From U.S. Food and Drug Administration The U.S. Food and Drug Administration has issued five draft documents related to drug compounding and repackaging that will help entities comply with important public health provisions. The draft documents are applicable to pharmacies, federal facilities, outsourcing facilities and physicians. The new category of outsourcing facilities was created under the Drug Quality and Security Act (DQSA), enacted by Congress in November 2013 in response to a deadly fungal meningitis outbreak that was linked to contaminated sterile compounded drug products. Drugs compounded in an outsourcing facility that meet certain conditions may be entitled to exemptions from certain provisions of the Federal Food, Drug, and Cosmetic Act (FD&C Act), including the new drug approval requirements and the requirement to label drug products with adequate directions for use. Outsourcing facilities are subject to current good manufacturing practice requirements and inspections by the FDA according to a risk-based schedule.
Drugs produced by compounders that are not registered as outsourcing facilities must meet certain other conditions described in the FD&C Act, or they will be subject to all of the requirements applicable to drugs produced by conventional drug manufacturers.
“The draft guidance documents provide information to pharmacies, outsourcing facilities, health care entities, and others about these FDA-proposed policies, which are critical to protecting the public health,” said Janet Woodcock, M.D., director of the FDA’s Center for Drug Evaluation and Research.
Draft Guidance for Industry: Repackaging of Certain Human Drug Products by Pharmacies and Outsourcing Facilities The draft guidance describes the conditions under which the FDA does not intend to take action for certain violations of the law when state-licensed pharmacies, federal facilities or outsourcing facilities repackage certain drug products. Repackaging generally involves taking a finished drug product from the container in which it was distributed by the original manufacturer and placing it into a different container. Repackaged drug products are generally not exempt from any of the provisions of the FD&C Act related to the production of drugs, and the compounding provisions of the FD&C Act do not address repackaging. Therefore, the FDA is issuing guidance to describe how it intends to address repackaging when done in a state-licensed pharmacy, federal facility, or outsourcing facility.

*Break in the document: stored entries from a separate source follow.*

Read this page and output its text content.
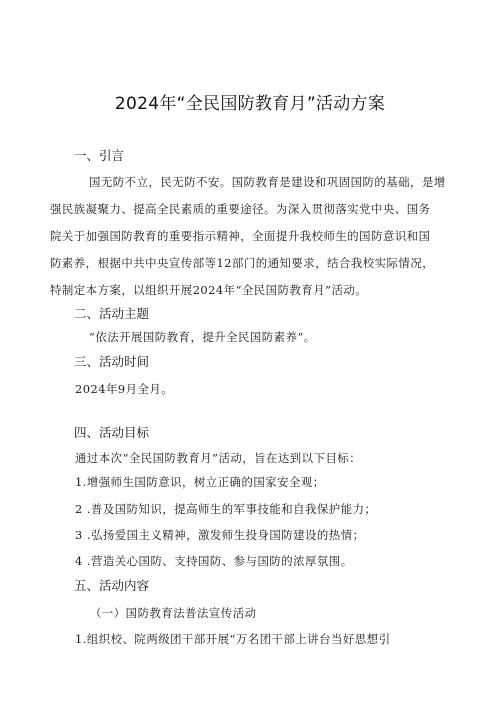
2024年“全民国防教育月”活动方案
一、引言
国无防不立，民无防不安。国防教育是建设和巩固国防的基础，是增
强民族凝聚力、提高全民素质的重要途径。为深入贯彻落实党中央、国务
院关于加强国防教育的重要指示精神，全面提升我校师生的国防意识和国
防素养，根据中共中央宣传部等12部门的通知要求，结合我校实际情况，
特制定本方案，以组织开展2024年“全民国防教育月”活动。
二、活动主题
“依法开展国防教育，提升全民国防素养”。
三、活动时间
2024年9月全月。
四、活动目标
通过本次“全民国防教育月”活动，旨在达到以下目标：
1.增强师生国防意识，树立正确的国家安全观；
2 .普及国防知识，提高师生的军事技能和自我保护能力；
3 .弘扬爱国主义精神，激发师生投身国防建设的热情；
4 .营造关心国防、支持国防、参与国防的浓厚氛围。
五、活动内容
（一）国防教育法普法宣传活动
1.组织校、院两级团干部开展“万名团干部上讲台当好思想引
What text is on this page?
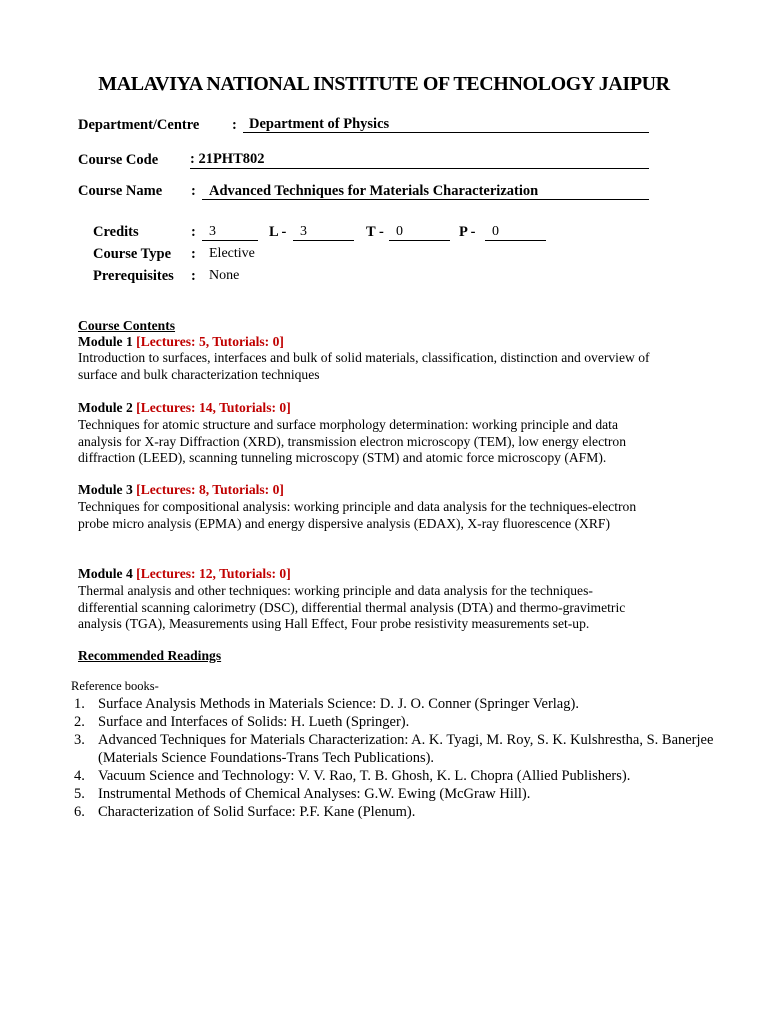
MALAVIYA NATIONAL INSTITUTE OF TECHNOLOGY JAIPUR
Department/Centre : Department of Physics
Course Code : 21PHT802
Course Name : Advanced Techniques for Materials Characterization
Credits	: 3	L - 3	T - 0	P -	0
Course Type : Elective
Prerequisites : None
Course Contents
Module 1 [Lectures: 5, Tutorials: 0]
Introduction to surfaces, interfaces and bulk of solid materials, classification, distinction and overview of surface and bulk characterization techniques
Module 2 [Lectures: 14, Tutorials: 0]
Techniques for atomic structure and surface morphology determination: working principle and data analysis for X-ray Diffraction (XRD), transmission electron microscopy (TEM), low energy electron diffraction (LEED), scanning tunneling microscopy (STM) and atomic force microscopy (AFM).
Module 3 [Lectures: 8, Tutorials: 0]
Techniques for compositional analysis: working principle and data analysis for the techniques-electron probe micro analysis (EPMA) and energy dispersive analysis (EDAX), X-ray fluorescence (XRF)
Module 4 [Lectures: 12, Tutorials: 0]
Thermal analysis and other techniques: working principle and data analysis for the techniques-differential scanning calorimetry (DSC), differential thermal analysis (DTA) and thermo-gravimetric analysis (TGA), Measurements using Hall Effect, Four probe resistivity measurements set-up.
Recommended Readings
Reference books-
1. Surface Analysis Methods in Materials Science: D. J. O. Conner (Springer Verlag).
2. Surface and Interfaces of Solids: H. Lueth (Springer).
3. Advanced Techniques for Materials Characterization: A. K. Tyagi, M. Roy, S. K. Kulshrestha, S. Banerjee (Materials Science Foundations-Trans Tech Publications).
4. Vacuum Science and Technology: V. V. Rao, T. B. Ghosh, K. L. Chopra (Allied Publishers).
5. Instrumental Methods of Chemical Analyses: G.W. Ewing (McGraw Hill).
6. Characterization of Solid Surface: P.F. Kane (Plenum).
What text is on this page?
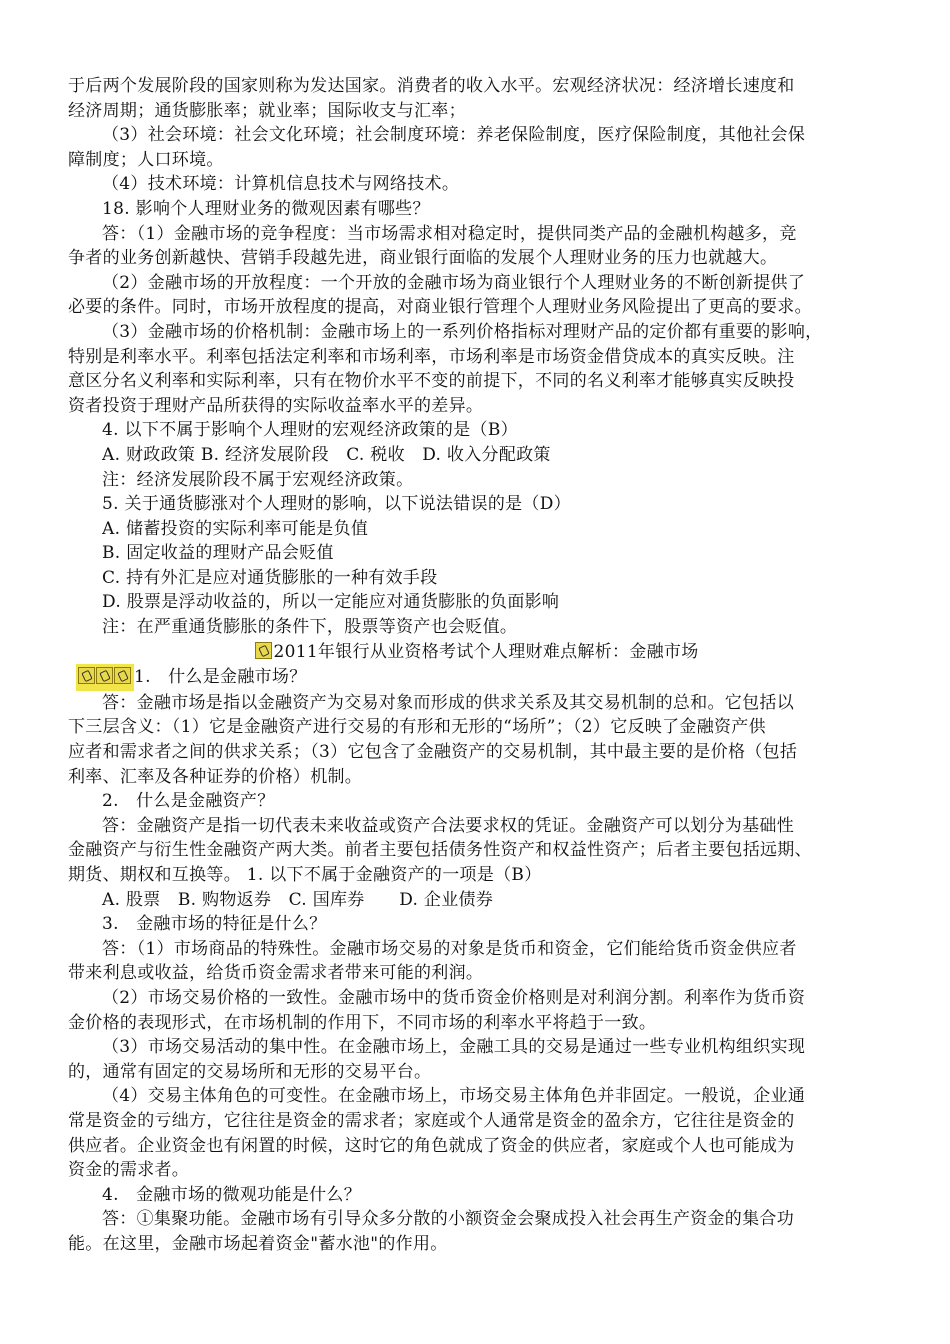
于后两个发展阶段的国家则称为发达国家。消费者的收入水平。宏观经济状况：经济增长速度和
经济周期；通货膨胀率；就业率；国际收支与汇率；
（3）社会环境：社会文化环境；社会制度环境：养老保险制度，医疗保险制度，其他社会保
障制度；人口环境。
（4）技术环境：计算机信息技术与网络技术。
18. 影响个人理财业务的微观因素有哪些？
答：（1）金融市场的竞争程度：当市场需求相对稳定时，提供同类产品的金融机构越多，竞
争者的业务创新越快、营销手段越先进，商业银行面临的发展个人理财业务的压力也就越大。
（2）金融市场的开放程度：一个开放的金融市场为商业银行个人理财业务的不断创新提供了
必要的条件。同时，市场开放程度的提高，对商业银行管理个人理财业务风险提出了更高的要求。
（3）金融市场的价格机制：金融市场上的一系列价格指标对理财产品的定价都有重要的影响，
特别是利率水平。利率包括法定利率和市场利率，市场利率是市场资金借贷成本的真实反映。注
意区分名义利率和实际利率，只有在物价水平不变的前提下，不同的名义利率才能够真实反映投
资者投资于理财产品所获得的实际收益率水平的差异。
4. 以下不属于影响个人理财的宏观经济政策的是（B）
A. 财政政策 B. 经济发展阶段　C. 税收　D. 收入分配政策
注：经济发展阶段不属于宏观经济政策。
5. 关于通货膨涨对个人理财的影响，以下说法错误的是（D）
A. 储蓄投资的实际利率可能是负值
B. 固定收益的理财产品会贬值
C. 持有外汇是应对通货膨胀的一种有效手段
D. 股票是浮动收益的，所以一定能应对通货膨胀的负面影响
注：在严重通货膨胀的条件下，股票等资产也会贬值。
2011年银行从业资格考试个人理财难点解析：金融市场
1.　什么是金融市场？
答：金融市场是指以金融资产为交易对象而形成的供求关系及其交易机制的总和。它包括以
下三层含义：（1）它是金融资产进行交易的有形和无形的“场所”；（2）它反映了金融资产供
应者和需求者之间的供求关系；（3）它包含了金融资产的交易机制，其中最主要的是价格（包括
利率、汇率及各种证券的价格）机制。
2.　什么是金融资产？
答：金融资产是指一切代表未来收益或资产合法要求权的凭证。金融资产可以划分为基础性
金融资产与衍生性金融资产两大类。前者主要包括债务性资产和权益性资产；后者主要包括远期、
期货、期权和互换等。 1. 以下不属于金融资产的一项是（B）
A. 股票　B. 购物返券　C. 国库券　　D. 企业债券
3.　金融市场的特征是什么？
答：（1）市场商品的特殊性。金融市场交易的对象是货币和资金，它们能给货币资金供应者
带来利息或收益，给货币资金需求者带来可能的利润。
（2）市场交易价格的一致性。金融市场中的货币资金价格则是对利润分割。利率作为货币资
金价格的表现形式，在市场机制的作用下，不同市场的利率水平将趋于一致。
（3）市场交易活动的集中性。在金融市场上，金融工具的交易是通过一些专业机构组织实现
的，通常有固定的交易场所和无形的交易平台。
（4）交易主体角色的可变性。在金融市场上，市场交易主体角色并非固定。一般说，企业通
常是资金的亏绌方，它往往是资金的需求者；家庭或个人通常是资金的盈余方，它往往是资金的
供应者。企业资金也有闲置的时候，这时它的角色就成了资金的供应者，家庭或个人也可能成为
资金的需求者。
4.　金融市场的微观功能是什么？
答：①集聚功能。金融市场有引导众多分散的小额资金会聚成投入社会再生产资金的集合功
能。在这里，金融市场起着资金"蓄水池"的作用。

Draft Guidance for Industry: Mixing, Diluting, or Repackaging Biological Products Outside the Scope of an Approved Biologics License Application (BLA) The draft guidance describes the conditions under which the FDA does not intend to take action for violations of certain sections of the Public Health Service Act (PHS Act) and the FD&C Act when state-licensed pharmacies, federal facilities or outsourcing facilities mix, dilute or repackage specific biological products without an approved BLA, or when such facilities or physicians prepare prescription sets of allergenic extracts (used to treat allergies) without an approved BLA. The draft guidance notes that a biological product that is mixed, diluted or repackaged outside the scope of an approved BLA is an unlicensed biological product under section 351 of the PHS Act and may not be legally marketed without an approved BLA. Additionally, the compounding provisions of the FD&C Act do not address biological products subject to licensure under section 351 of the PHS Act. Therefore, the FDA is issuing guidance to describe how it intends to address these practices.
These documents are the latest in a series of policy documents related to FDA oversight of drugs produced by state-licensed pharmacies, federal facilities and outsourcing facilities. The draft guidance documents are available for public comment for 90 days. The public has 120 days to comment on the draft MOU between the states and the FDA.